I looked for a nodeshell in the Dread Chamber to write about today and came to "She doesn't need me anymore." The title makes me think of either a breakup or someone writing about a maturing daughter. I'm tired of breakup write ups. I'm using this title because it could also be about grown up intimacy. I have been thinking about our culture and that I can't think of any examples of adult intimacy, mature love, that our cultures recognizes and celebrates. Maybe 50th wedding anniversaries, but not on television, not in magazines, not in books or movies.

It's a letting go of enmeshment. Unmeshed. It's the opposite of enmeshment, to love other people and yet not require behaviors of them.
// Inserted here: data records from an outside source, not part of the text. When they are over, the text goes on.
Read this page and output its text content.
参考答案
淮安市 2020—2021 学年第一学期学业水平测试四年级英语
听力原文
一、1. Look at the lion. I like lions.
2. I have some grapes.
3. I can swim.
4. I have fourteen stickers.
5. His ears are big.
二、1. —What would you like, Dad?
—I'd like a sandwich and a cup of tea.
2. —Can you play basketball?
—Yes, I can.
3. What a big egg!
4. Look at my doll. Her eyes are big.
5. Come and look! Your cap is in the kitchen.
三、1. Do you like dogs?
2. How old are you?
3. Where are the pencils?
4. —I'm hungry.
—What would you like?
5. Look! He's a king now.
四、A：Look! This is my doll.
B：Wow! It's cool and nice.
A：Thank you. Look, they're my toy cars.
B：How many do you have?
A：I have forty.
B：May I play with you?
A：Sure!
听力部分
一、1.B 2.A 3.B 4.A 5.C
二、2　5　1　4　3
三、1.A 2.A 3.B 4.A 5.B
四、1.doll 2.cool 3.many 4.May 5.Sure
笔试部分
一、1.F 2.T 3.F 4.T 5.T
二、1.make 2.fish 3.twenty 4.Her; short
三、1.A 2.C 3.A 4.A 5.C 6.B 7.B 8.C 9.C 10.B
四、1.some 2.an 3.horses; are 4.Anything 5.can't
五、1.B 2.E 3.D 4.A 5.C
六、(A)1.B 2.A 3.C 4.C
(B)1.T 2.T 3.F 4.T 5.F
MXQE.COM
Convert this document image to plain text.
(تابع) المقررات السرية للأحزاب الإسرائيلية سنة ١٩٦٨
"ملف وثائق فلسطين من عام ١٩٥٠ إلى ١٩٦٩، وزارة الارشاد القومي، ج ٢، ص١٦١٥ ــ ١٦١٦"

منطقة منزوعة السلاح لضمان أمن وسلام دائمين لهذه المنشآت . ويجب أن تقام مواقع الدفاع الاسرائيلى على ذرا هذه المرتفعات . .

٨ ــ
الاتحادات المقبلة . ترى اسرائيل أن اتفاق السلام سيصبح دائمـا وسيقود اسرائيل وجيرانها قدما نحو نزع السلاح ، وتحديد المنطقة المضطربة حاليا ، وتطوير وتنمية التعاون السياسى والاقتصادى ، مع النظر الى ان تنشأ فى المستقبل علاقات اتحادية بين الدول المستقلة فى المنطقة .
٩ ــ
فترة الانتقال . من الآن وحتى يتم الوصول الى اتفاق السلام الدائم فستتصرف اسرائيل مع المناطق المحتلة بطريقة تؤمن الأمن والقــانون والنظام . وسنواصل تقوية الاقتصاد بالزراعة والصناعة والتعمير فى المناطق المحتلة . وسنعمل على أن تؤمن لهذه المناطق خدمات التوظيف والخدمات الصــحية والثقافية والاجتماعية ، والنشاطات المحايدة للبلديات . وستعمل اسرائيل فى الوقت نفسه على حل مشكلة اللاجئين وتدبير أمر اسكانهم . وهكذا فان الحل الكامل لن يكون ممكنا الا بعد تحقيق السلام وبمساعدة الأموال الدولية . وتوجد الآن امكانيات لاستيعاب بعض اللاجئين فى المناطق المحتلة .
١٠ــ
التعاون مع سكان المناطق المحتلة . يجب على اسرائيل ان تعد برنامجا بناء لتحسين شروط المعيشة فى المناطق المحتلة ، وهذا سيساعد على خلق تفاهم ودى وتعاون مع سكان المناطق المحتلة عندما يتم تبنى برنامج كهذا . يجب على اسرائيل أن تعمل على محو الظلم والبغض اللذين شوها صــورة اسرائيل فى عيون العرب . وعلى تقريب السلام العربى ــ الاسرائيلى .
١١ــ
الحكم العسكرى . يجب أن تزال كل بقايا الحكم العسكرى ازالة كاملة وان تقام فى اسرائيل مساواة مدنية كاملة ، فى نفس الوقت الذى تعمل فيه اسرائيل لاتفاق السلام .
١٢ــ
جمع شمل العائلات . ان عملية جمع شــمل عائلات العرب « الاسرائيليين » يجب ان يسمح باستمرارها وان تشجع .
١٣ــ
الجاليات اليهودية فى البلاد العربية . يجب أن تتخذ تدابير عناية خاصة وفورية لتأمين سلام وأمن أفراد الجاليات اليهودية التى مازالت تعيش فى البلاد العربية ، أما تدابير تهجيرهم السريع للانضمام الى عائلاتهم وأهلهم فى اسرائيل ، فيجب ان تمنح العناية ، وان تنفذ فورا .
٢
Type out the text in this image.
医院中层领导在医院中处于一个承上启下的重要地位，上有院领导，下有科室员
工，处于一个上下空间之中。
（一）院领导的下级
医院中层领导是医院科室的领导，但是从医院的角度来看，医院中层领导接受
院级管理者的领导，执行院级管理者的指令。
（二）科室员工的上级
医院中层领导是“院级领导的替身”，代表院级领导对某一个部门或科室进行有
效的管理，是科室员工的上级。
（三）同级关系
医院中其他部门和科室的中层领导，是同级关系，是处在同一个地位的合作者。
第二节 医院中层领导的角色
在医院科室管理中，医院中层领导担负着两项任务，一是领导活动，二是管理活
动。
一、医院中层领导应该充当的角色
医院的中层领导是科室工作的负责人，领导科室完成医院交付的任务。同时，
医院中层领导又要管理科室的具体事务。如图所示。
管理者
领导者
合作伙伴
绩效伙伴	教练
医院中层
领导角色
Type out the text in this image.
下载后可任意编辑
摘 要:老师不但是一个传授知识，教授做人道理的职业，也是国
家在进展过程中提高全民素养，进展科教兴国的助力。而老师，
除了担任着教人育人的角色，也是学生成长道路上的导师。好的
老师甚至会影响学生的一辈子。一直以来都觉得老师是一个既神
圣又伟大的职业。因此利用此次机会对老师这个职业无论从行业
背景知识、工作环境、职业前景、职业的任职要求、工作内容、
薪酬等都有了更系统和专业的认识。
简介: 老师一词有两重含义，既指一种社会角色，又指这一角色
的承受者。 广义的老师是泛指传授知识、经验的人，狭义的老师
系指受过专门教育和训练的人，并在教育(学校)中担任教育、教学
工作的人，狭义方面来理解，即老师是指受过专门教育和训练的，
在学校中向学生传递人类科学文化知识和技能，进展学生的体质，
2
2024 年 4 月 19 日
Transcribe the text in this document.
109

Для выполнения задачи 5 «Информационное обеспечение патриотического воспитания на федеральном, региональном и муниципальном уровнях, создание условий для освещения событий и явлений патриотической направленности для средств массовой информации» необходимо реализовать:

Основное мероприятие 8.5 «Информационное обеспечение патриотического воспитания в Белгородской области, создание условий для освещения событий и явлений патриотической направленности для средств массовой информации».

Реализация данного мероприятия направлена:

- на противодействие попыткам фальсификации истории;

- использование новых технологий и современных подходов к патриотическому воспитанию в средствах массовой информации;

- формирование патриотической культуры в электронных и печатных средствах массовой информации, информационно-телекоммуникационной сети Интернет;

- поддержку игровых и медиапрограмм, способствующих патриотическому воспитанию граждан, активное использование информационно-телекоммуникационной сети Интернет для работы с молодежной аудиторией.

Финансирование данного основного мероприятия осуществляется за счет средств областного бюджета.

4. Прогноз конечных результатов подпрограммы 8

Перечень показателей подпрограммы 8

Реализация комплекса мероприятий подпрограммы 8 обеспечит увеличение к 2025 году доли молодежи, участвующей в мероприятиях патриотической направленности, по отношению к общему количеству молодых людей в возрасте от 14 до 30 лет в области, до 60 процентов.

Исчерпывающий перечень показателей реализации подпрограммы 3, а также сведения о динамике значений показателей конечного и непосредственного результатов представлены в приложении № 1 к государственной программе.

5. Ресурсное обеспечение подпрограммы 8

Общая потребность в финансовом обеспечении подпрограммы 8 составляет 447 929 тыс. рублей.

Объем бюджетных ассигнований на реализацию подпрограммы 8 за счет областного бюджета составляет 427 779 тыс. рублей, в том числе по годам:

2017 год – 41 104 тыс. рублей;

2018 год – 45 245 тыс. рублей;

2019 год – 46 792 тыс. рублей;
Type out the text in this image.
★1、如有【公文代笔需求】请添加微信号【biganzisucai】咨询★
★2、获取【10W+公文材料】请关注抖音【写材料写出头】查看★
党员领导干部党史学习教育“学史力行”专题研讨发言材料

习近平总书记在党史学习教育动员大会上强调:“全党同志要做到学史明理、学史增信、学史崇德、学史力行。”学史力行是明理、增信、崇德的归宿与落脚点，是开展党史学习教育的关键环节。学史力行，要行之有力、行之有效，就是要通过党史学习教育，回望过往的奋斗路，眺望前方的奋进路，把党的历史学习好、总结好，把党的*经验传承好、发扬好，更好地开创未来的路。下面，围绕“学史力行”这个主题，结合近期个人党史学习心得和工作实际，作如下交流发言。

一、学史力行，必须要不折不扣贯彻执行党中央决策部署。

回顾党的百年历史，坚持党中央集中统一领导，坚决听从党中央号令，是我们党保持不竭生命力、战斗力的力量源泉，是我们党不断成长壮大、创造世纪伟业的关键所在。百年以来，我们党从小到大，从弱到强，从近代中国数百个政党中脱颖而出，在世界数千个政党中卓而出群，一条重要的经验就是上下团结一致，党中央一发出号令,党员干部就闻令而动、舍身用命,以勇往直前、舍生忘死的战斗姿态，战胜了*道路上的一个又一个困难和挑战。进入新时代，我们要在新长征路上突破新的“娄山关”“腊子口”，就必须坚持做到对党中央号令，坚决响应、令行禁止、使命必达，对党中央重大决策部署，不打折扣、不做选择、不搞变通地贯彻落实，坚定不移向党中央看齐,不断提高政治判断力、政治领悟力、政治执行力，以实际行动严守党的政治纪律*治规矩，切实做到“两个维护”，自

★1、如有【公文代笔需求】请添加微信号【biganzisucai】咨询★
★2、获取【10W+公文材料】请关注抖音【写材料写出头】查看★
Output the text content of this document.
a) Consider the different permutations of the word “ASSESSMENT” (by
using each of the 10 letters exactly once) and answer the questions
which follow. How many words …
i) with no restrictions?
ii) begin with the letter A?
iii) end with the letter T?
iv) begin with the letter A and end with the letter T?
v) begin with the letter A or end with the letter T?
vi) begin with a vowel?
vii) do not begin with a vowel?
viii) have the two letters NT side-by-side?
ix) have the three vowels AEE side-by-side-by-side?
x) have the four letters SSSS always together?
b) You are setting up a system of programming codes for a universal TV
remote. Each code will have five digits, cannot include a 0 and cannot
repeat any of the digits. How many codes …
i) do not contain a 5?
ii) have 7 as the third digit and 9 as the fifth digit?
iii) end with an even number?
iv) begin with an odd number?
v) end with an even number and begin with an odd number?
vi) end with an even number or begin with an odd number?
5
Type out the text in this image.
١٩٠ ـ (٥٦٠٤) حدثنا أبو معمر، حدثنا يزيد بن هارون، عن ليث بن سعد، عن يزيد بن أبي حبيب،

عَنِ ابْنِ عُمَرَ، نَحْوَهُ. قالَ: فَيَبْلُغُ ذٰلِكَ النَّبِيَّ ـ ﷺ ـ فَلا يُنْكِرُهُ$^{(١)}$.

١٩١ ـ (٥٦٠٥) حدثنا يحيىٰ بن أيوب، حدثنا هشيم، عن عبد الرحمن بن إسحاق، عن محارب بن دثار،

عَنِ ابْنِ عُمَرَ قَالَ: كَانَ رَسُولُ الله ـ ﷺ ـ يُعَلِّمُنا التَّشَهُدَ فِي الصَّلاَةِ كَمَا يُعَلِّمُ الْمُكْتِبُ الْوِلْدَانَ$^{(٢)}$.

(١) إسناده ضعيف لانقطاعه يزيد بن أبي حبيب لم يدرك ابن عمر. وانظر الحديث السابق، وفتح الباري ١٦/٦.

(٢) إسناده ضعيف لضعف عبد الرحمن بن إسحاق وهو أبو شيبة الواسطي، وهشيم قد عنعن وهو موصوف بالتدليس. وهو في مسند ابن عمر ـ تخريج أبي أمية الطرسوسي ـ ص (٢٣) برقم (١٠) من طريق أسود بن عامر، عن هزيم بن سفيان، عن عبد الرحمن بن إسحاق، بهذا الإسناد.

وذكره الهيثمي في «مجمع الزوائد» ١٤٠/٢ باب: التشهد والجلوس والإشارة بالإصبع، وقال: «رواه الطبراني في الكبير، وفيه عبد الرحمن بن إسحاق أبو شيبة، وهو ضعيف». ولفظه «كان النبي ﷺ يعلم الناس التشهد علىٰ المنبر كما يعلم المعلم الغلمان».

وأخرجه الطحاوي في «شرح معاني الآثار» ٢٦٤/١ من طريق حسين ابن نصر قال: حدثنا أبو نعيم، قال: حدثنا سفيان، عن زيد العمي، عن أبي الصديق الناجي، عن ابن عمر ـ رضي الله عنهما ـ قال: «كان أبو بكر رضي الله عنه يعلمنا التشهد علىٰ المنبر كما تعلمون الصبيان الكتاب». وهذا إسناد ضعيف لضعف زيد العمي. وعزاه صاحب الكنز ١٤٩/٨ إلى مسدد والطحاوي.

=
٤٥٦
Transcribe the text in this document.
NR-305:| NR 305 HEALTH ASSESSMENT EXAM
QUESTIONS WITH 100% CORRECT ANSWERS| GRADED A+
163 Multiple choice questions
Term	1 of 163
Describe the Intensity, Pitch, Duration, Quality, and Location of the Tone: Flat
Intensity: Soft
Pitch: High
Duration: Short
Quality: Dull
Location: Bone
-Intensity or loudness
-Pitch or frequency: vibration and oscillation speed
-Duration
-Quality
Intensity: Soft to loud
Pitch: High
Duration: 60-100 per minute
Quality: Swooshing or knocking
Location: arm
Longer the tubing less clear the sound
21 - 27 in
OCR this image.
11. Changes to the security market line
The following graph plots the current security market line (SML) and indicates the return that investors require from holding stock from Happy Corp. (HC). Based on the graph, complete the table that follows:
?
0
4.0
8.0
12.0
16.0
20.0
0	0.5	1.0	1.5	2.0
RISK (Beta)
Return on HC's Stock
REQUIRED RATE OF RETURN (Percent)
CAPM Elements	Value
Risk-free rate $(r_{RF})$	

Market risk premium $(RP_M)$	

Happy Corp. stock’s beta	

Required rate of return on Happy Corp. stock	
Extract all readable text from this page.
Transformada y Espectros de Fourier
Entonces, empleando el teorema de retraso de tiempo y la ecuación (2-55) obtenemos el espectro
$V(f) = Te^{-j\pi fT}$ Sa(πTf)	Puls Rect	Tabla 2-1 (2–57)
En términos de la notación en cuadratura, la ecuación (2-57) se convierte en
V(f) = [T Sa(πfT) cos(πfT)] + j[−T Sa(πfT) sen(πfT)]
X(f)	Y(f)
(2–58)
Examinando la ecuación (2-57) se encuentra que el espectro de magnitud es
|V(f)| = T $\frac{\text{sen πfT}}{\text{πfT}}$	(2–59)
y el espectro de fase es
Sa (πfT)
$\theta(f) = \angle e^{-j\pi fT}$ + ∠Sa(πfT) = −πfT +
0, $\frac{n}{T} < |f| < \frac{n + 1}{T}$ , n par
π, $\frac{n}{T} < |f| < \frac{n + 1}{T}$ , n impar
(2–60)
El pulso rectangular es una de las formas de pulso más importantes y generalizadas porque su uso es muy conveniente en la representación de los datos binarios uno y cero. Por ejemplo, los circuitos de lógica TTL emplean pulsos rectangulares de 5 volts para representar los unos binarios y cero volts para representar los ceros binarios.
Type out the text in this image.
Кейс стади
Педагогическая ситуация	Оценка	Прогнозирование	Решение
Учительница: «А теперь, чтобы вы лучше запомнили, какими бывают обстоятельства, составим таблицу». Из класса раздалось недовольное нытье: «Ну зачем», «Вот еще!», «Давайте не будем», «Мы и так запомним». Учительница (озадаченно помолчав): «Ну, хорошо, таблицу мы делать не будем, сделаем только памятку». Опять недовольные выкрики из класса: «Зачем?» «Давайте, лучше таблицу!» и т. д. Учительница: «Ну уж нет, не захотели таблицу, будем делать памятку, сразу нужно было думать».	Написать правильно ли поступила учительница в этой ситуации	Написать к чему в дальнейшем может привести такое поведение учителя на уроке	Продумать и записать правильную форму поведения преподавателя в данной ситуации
Require proof of love and that they feel a certain way. We're still piddling around in romantic love, where we "need" the other person, project our best aspects on them and then get upset when they don't act out our ideal partner. We think we've met "The One" who understands us and fulfill all of our romantic fantasies. Our anima or animus. We get upset and disappointed and "fall out of love" when we realize that we are in a relationship with an actual human being who does not exactly meet our ideal.

I don't need specific things from other people. I want them, but that is my problem. And I still want to be with the people that I love.

for THE DREAD CHAMBER
This is a log. It's an essay. An essay log. Fuck it, I don't care.